失点癖は、今年も変わらないのか…。清水エスパルスは、アウェーで川崎フロンターレに1-5で大敗。今年の公式戦初戦を飾れなかった。攻守で改善点が残ったものの、左サイドバック(SB)のDF石毛秀樹(25)が、練習通りの形で得点。主導権を握る時間帯もあり、明るい材料を今後に生かす。次節は26日、敵地で名古屋グランパスと対する。

昨年大会王者の波状攻撃を受け、清水の守備が崩れた。前半10分、右サイドを崩されて先制点を献上。同23分にもクロスから追加点を許し、早くも劣勢に立たされた。ピーター・クラモフスキー監督(41)は「開始20分をスローに入ってしまった。学ばなければいけない」と振り返った。

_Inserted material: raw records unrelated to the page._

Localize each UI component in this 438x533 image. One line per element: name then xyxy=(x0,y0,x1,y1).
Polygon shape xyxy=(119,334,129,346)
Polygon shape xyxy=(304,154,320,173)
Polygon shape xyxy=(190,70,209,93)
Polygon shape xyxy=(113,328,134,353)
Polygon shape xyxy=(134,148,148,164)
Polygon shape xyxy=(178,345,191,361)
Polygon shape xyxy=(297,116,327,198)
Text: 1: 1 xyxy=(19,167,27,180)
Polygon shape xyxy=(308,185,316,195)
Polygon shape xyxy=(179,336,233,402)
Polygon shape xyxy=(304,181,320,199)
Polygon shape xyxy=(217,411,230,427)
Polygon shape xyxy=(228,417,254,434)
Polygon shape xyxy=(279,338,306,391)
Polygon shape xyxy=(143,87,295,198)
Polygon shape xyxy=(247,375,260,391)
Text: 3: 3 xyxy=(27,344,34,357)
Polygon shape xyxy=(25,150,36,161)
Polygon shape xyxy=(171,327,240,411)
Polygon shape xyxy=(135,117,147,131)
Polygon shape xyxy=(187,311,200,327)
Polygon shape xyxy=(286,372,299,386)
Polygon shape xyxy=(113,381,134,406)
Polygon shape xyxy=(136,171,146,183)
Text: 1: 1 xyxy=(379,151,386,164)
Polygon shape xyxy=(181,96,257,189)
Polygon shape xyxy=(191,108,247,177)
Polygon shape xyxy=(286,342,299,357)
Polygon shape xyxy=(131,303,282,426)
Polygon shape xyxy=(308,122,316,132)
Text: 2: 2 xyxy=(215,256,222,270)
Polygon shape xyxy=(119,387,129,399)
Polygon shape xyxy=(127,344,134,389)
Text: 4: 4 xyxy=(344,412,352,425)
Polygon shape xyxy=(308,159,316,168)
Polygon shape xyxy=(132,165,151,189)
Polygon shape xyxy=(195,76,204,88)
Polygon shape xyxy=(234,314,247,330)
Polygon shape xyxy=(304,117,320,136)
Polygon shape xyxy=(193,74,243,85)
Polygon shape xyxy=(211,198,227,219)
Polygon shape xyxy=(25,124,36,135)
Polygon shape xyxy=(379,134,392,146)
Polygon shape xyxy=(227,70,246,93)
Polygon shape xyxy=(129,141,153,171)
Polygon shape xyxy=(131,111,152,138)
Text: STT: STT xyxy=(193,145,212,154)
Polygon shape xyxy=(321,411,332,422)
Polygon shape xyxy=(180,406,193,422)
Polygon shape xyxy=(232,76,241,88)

FW金子翔太主将(24)も「最初はサンドバッグ状態。ボールを受けることを怖がってしまった。成熟度は2、3割」と唇をかんだ。後半にも3失点を喫し、昨季から続く課題が露呈。昨年のリーグ戦最多69失点を喫した守備網のほつれは、直っていなかった。

しかし、新スタイルが実を結んだ場面もあった。0-2の後半22分、途中出場のMF中村慶太(26)が、MF西村恭史(20)とのパス交換で右サイドを抜け出してクロス。これを逆サイドから飛び込んだ石毛が頭で合わせた。「SBがエリア内へ入って行くのが今年のサッカー。表現できた」とうなずいた。

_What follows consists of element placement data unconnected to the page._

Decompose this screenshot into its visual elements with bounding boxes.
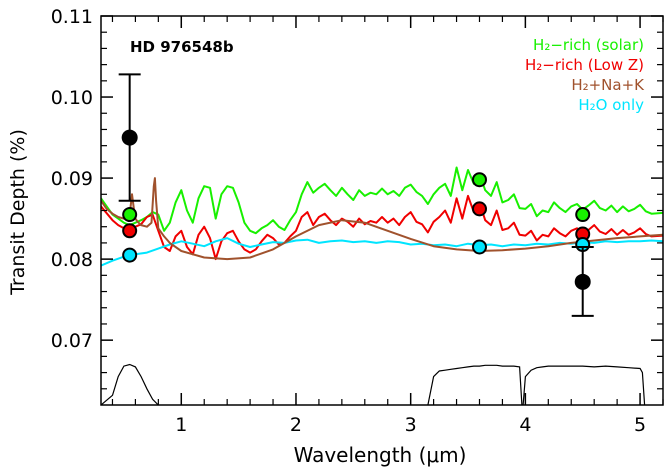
filter-curve-ch1: [427, 364, 523, 405]
y-tick-label: 0.10: [51, 87, 93, 109]
x-axis-label: Wavelength (μm): [294, 443, 467, 467]
band-point: [122, 207, 138, 223]
series-line-1: [101, 194, 663, 261]
axis-ticks: 1 2 3 4 5 0.07 0.08 0.09 0.10 0.11: [51, 6, 664, 436]
y-tick-label: 0.11: [51, 6, 93, 28]
y-tick-label: 0.09: [51, 168, 93, 190]
planet-label: HD 976548b: [130, 38, 234, 56]
x-tick-label: 2: [290, 414, 302, 436]
legend-entry: H₂+Na+K: [571, 76, 645, 94]
filter-curves: [101, 363, 646, 405]
band-point: [471, 239, 487, 255]
data-points: [118, 73, 594, 317]
series-line-0: [101, 166, 663, 235]
band-point: [471, 201, 487, 217]
filter-curve-optical: [101, 363, 159, 405]
y-tick-label: 0.07: [51, 330, 93, 352]
x-tick-label: 4: [519, 414, 531, 436]
observed-point: [121, 129, 138, 146]
band-point: [122, 223, 138, 239]
band-point: [471, 172, 487, 188]
y-axis-label: Transit Depth (%): [7, 129, 29, 296]
x-tick-label: 1: [175, 414, 187, 436]
band-point: [575, 207, 591, 223]
band-point: [122, 247, 138, 263]
filter-curve-ch2: [522, 365, 646, 405]
model-series: [101, 166, 663, 267]
legend: H₂−rich (solar) H₂−rich (Low Z) H₂+Na+K H₂O…: [525, 36, 645, 114]
x-tick-label: 5: [634, 414, 646, 436]
observed-point: [574, 273, 591, 290]
legend-entry: H₂−rich (solar): [533, 36, 644, 54]
series-line-2: [101, 177, 663, 261]
legend-entry: H₂−rich (Low Z): [525, 56, 644, 74]
legend-entry: H₂O only: [578, 96, 644, 114]
x-tick-label: 3: [405, 414, 417, 436]
y-tick-label: 0.08: [51, 249, 93, 271]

今季は攻撃的なチーム作りを進めている。最終ラインを高く設定し、両SBの積極的な攻め上がりが特徴。それだけに守備のリスクは常に付きまとう。「プロである以上、5失点はサポーターに申し訳ない」と石毛。「チームが変わろうとする中で、特に後半の良い時間帯を増やしていければ」と話した。主導権を握った展開から得点を奪い、一筋の光明も見えた。